Em defesa de Leo Strauss, Francis Fukuyama denuncia os disparates que foram sendo escritos acerca dessa figura tutelar, a propósito da guerra do Iraque, por autores como a cientista política Anne Norton, a filósofa política Shadia Drury, o filósofo Lyndon La Rouche (1922-2019). Identifica o equívoco que está na origem da associação do nome de Leo Strauss à política externa da administração Bush. Para o efeito, sublinha o facto de não haver nenhum "straussiano”na Casa Branca, no período que antecedeu a guerra no Iraque. A ideia da influência "straussiana”tornou-se moeda corrente com a nomeação de Paul Wolfowitz, Vice-secretário de Defesa dos Estados Unidos de 2001 a 2005, que nos tempos de estudante tinha frequentado os seminários de Leo Strauss sobre Platão (427-347 a.C.), filósofo grego, e Montesquieu (1689-1755), filósofo francês. Na sua tese de doutoramento manifestou preocupações contra as centrais de dessalinização alimentadas por energia nuclear, no Médio Oriente. Entretanto, Wolfowitz passou a ser conhecido como perito em Relações Internacionais cujo mentor foi um especialista em questões nucleares, Albert Wohlstetter (1913–1997), tendo-se afastado de Strauss e de Bloom.
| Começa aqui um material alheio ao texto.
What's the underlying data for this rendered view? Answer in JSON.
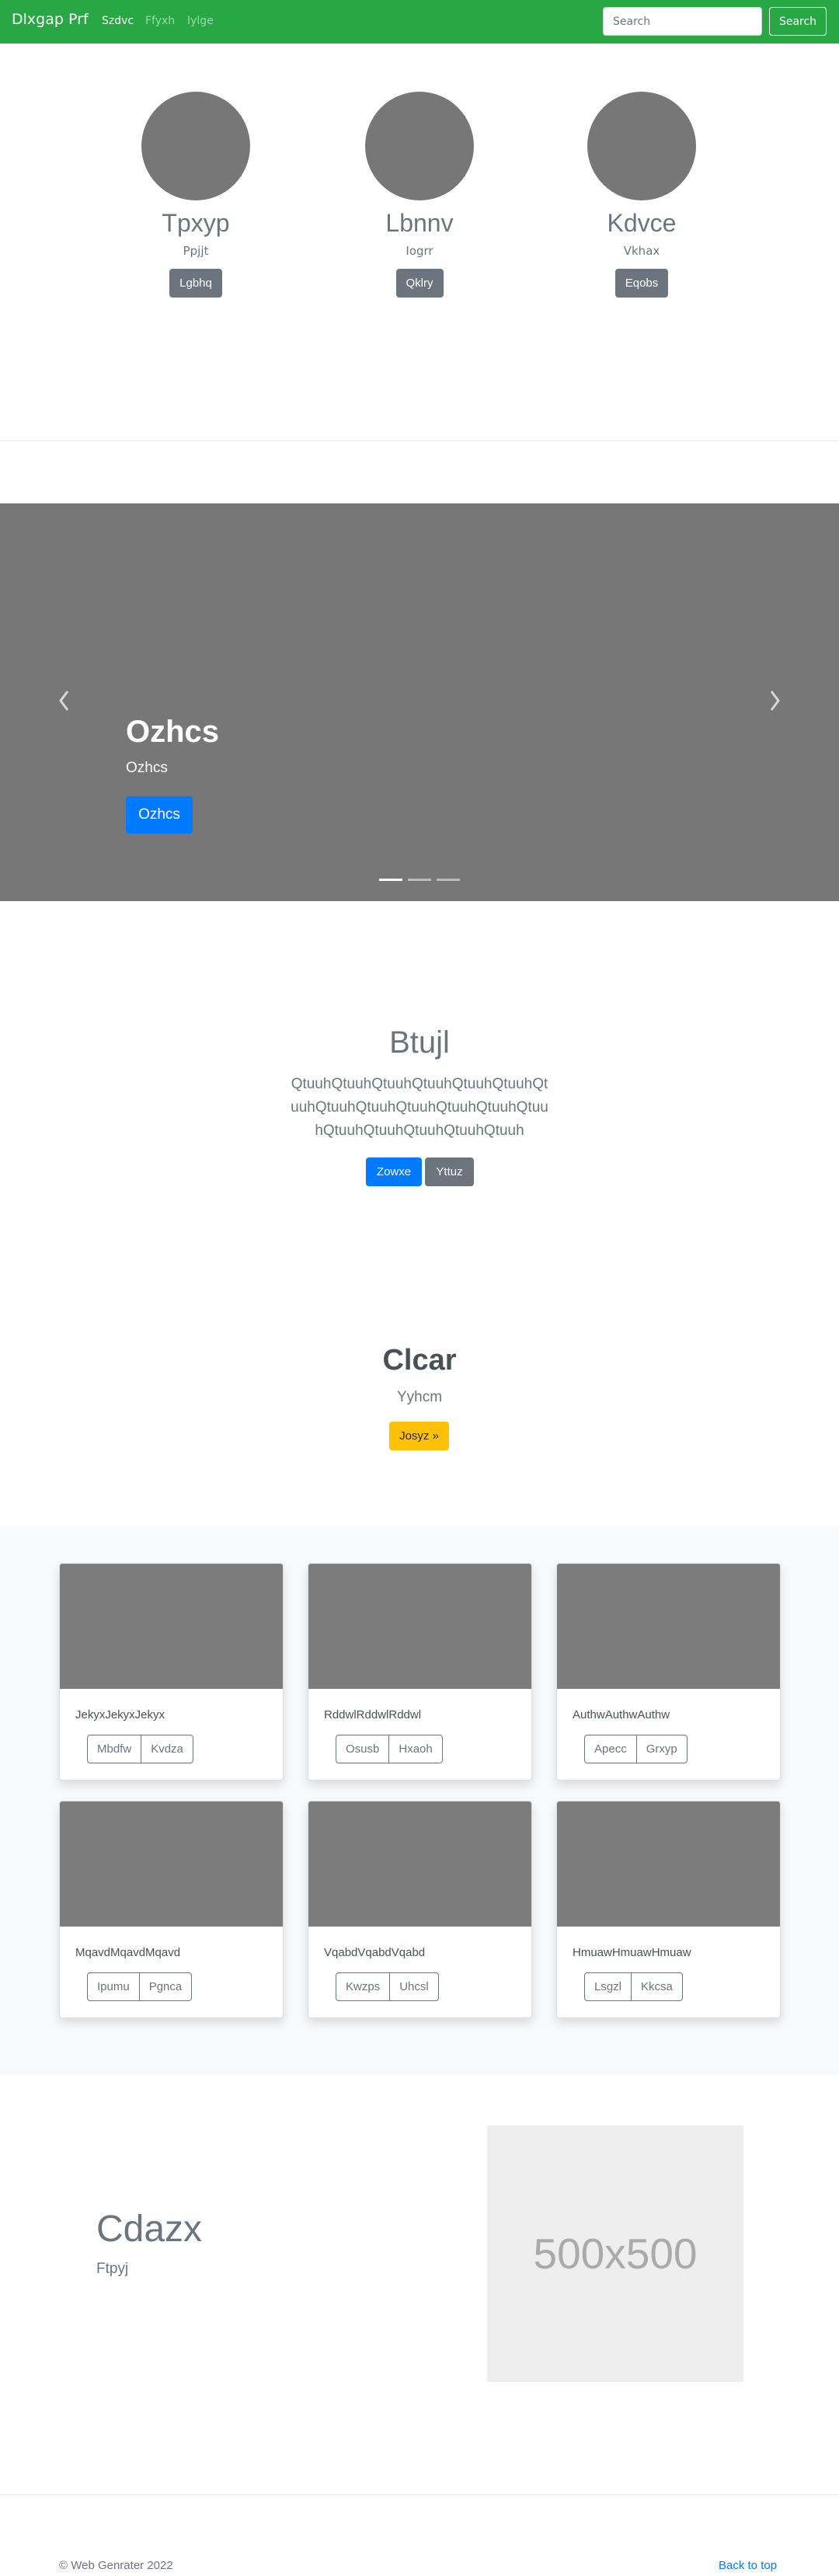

Por essa razão, Fukuyama considera que Wolfowitz nunca evidenciou a condição de protegido de Strauss.

 
Relação com política

Fukuyama recorre a Mark Lilla, um outro defensor de Leo Strauss, segundo o qual ele evitava a politização de suas ideias. Mas foram os seus antigos alunos que iniciaram o processo conotando-as com prescrições de políticas públicas contemporâneas. Dois filósofos norte-americanos, Harry Jaffa  (1918-2015) e Allan Bloom,que tinham sido estudantes de Strauss, foram responsáveis pelas conotações que podiam ser feitas com a política. Harry Jaffa sustentou o debate argumentativo no seu livro "Crisis of the Strauss Divided: Essays on Leo Strauss and Straussianism, East and West” (A Crise da Divisão: Ensaios sobre Leo Strauss e Straussianismo, no Oriente e Ocidente),referindo claramente o facto de, no princípio do corrente século, o nome de Strauss ter merecido crescente interesse. Registava-se uma abundante produção ensaística, a lista aumentava com trabalhos académicos, teses, dissertações e artigos. Allan Bloom, que em 1987 publicou "The Closing of the American Mind” (O Fechamento da Consciência Americana) fazia apologia de um certo pessimismo inspirando-se em Strauss.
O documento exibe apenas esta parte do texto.